My kids, at this point, are not particularly accelerated in anything. I have no evidence that they have exceptional IQ's. But they are unusual kids; I was an unusual kid, and traditional school was a poor fit for me. I craved a different path, both deeper and less structured. I liked to think, to read, to figure things out. I felt both stifled and overwhelmed by school.

 

For my own children, I want something that is not a box; I want to give them room, give them the opportunity, to discover their own wings and to fly. I see people on this board who are doing that, who are supporting and mentoring their children as they develop their interests and abilities whether that leads them to pursue math, music, writing, or snakes! I'm inspired when I come here.

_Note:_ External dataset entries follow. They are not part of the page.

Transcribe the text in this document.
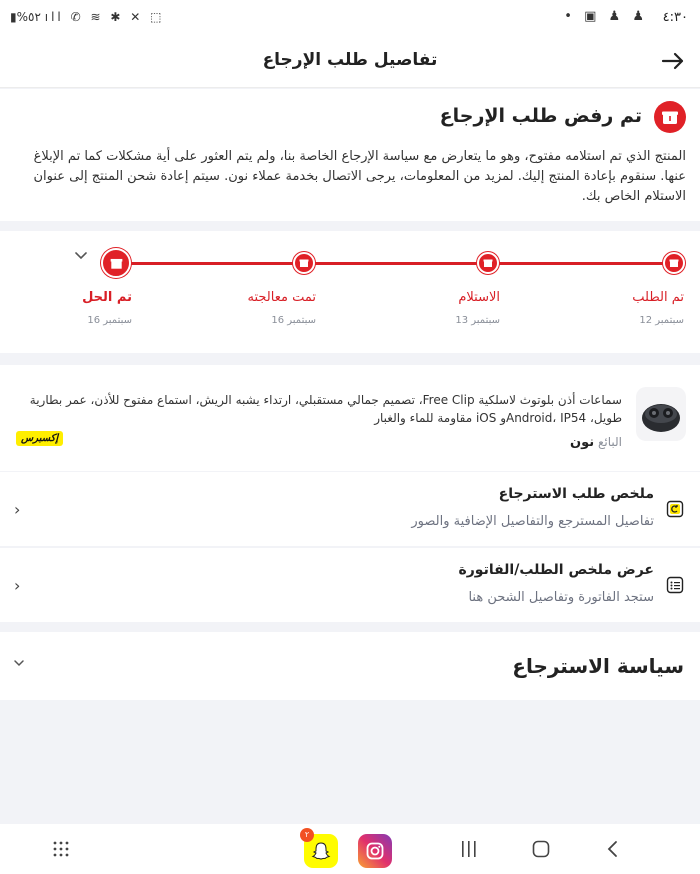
▮%٥٢ ıll ✆ ≋ ✱ ✕ ⬚	• ▣ ♟ ♟ ٤:٣٠
تفاصيل طلب الإرجاع
تم رفض طلب الإرجاع
المنتج الذي تم استلامه مفتوح، وهو ما يتعارض مع سياسة الإرجاع الخاصة بنا، ولم يتم العثور على أية مشكلات كما تم الإبلاغ عنها. سنقوم بإعادة المنتج إليك. لمزيد من المعلومات، يرجى الاتصال بخدمة عملاء نون. سيتم إعادة شحن المنتج إلى عنوان الاستلام الخاص بك.
تم الطلب
سبتمبر 12
الاستلام
سبتمبر 13
تمت معالجته
سبتمبر 16
تم الحل
سبتمبر 16
سماعات أذن بلوتوث لاسلكية Free Clip، تصميم جمالي مستقبلي، ارتداء يشبه الريش، استماع مفتوح للأذن، عمر بطارية طويل، Android، IP54و iOS مقاومة للماء والغبار
البائع نون
إكسبرس
ملخص طلب الاسترجاع
تفاصيل المسترجع والتفاصيل الإضافية والصور
‹
عرض ملخص الطلب/الفاتورة
ستجد الفاتورة وتفاصيل الشحن هنا
‹
سياسة الاسترجاع
٢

My child is still very young, and apart from an amazing memory, and just generally being quick to pick up new concepts, hasn't really demonstrated much that would indicate that he'd be likely to test as gifted or otherwise neurodiverse. But yes, he's unusual. And something draws me to this board as though it will, at some point in the future, be the most appropriate space for me to brainstorm creative ways to support his learning, as lewelma mentioned in reference to her younger DS.

 

I also enjoy reading along here to see how parents are supporting children with needs and challenges similar to what I experienced at school. It's just comforting, I suppose. Normalising? :)

 

Having imposter issues and posting before I chicken out!